The house had played host to many nocturnal meet ups thereafter. It seemed we were the only ones with a terrace and winters in Delhi were best spent with friends, smoking meats from Gole market on a grill and taking turns to play DJ. Mattresses on the ground served as the baithak and the long iron flower pot holders became the dining table. Quite a few plans for life were dicussed inside warm quilts as we looked at the stars and waited for the fog to turn it all into a bollywoodish dream sequence.

It wasn’t all great. Nothing ever is. In Delhi, no one wants a barsaati – generally, a smallish structure on the terrace with lots of open spaces and lot fewer bedrooms and amenities than the floors below. Our marriage was new and we were romantic. Romance was best under the open stars. So, we had decided to bear with the heat, overlook the air conditioning bills and wear sunglasses inside the house for seven months. What we got in return is two months of rain and three months of cold that one could enjoy best from a terrace.
As the marriage got older, we debated moving into a proper house. Our friends didn’t mind crashing in the drawing room and spending the night snuggling on the terrace. For many, it was a reminder of the bachelorhood days. But we wanted a room for the guests, a desk to write, a library in the corner – things that normal ageing couples wish for. Every time the debate could have come to any conclusion, we postponed the decision. We spent good five long years going through the heat-wet-cold cycles. This tropic cycle does unspeakable things to the rocks, but we had luckily survived.
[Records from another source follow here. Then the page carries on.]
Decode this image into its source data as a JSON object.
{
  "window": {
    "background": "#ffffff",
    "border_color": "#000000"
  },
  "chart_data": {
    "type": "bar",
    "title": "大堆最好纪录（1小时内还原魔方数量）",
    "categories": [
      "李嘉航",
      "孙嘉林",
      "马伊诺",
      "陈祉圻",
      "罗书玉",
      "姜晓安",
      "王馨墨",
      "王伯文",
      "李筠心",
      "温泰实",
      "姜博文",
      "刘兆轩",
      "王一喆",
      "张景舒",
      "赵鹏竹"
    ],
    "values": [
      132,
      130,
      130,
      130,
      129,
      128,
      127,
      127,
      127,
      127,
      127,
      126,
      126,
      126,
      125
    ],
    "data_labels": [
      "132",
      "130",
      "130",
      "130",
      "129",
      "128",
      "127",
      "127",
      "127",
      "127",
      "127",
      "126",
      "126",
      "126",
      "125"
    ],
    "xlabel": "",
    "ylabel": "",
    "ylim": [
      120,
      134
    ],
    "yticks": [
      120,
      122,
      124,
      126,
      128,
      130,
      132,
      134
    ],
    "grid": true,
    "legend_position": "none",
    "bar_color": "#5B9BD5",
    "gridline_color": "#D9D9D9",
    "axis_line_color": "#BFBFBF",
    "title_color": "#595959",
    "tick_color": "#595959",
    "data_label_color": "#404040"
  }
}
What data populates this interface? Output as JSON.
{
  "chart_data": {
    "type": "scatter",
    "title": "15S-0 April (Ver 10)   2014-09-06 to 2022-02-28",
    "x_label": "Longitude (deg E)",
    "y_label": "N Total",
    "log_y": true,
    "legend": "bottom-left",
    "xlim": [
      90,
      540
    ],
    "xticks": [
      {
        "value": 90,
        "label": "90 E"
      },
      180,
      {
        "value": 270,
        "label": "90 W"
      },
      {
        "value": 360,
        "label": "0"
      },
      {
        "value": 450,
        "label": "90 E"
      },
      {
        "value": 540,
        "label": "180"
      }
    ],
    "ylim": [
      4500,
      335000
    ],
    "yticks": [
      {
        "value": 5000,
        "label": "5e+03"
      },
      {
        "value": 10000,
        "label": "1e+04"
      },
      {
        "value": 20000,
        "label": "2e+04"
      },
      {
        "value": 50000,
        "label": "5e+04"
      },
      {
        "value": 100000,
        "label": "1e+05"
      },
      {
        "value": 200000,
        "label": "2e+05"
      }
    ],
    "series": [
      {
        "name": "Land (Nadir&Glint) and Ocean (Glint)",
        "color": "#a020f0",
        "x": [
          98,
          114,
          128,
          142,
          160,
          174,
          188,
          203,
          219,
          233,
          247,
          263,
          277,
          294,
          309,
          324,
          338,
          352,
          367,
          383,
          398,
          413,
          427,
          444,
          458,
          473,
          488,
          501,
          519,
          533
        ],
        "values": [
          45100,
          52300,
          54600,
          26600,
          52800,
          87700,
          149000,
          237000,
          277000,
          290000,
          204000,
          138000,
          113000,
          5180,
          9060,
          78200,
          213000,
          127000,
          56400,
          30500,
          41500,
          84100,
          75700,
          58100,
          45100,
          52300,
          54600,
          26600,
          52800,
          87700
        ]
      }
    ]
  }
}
We did more than survive. Even though the house was burgled once and we had lost our most precious belongings. We had made friends with people twice our age, we had planted coriander and failed to grow green chillies despite repeated attempts. After a point, their leaves will just curl like a foetus and they will never grow again. Tomato seeds had proved hard to come by and they will have to wait for the new house.

From a local’s home in Kashmir:
We have been staying at someone’s house in Mattan, Kashmir. Two nights in a previously unknown house seems to have aroused all the right emotions to the finish this long-in-the-works piece.

No matter how odd, weird or perfect the house is, it becomes home only with time. May be, more than love and belonging, it is time that adds a sense of entitlement to a place. In two days, I have grown used to the walnut tree outside, the unnaturally large crows that inhabit the trees and the number of people that live within the compound whom I had never met before.

It is time that will elevate a few memories to legends and blur others. The last one may be cherished, but it is the new one that will excite. We may imagine transitions as clear breaks in chain of events, but the reality is much more muddled and is not differentiated so easily. Different places, different times and different compartments in the head make life seem a lot more smooth and livable than it would be otherwise.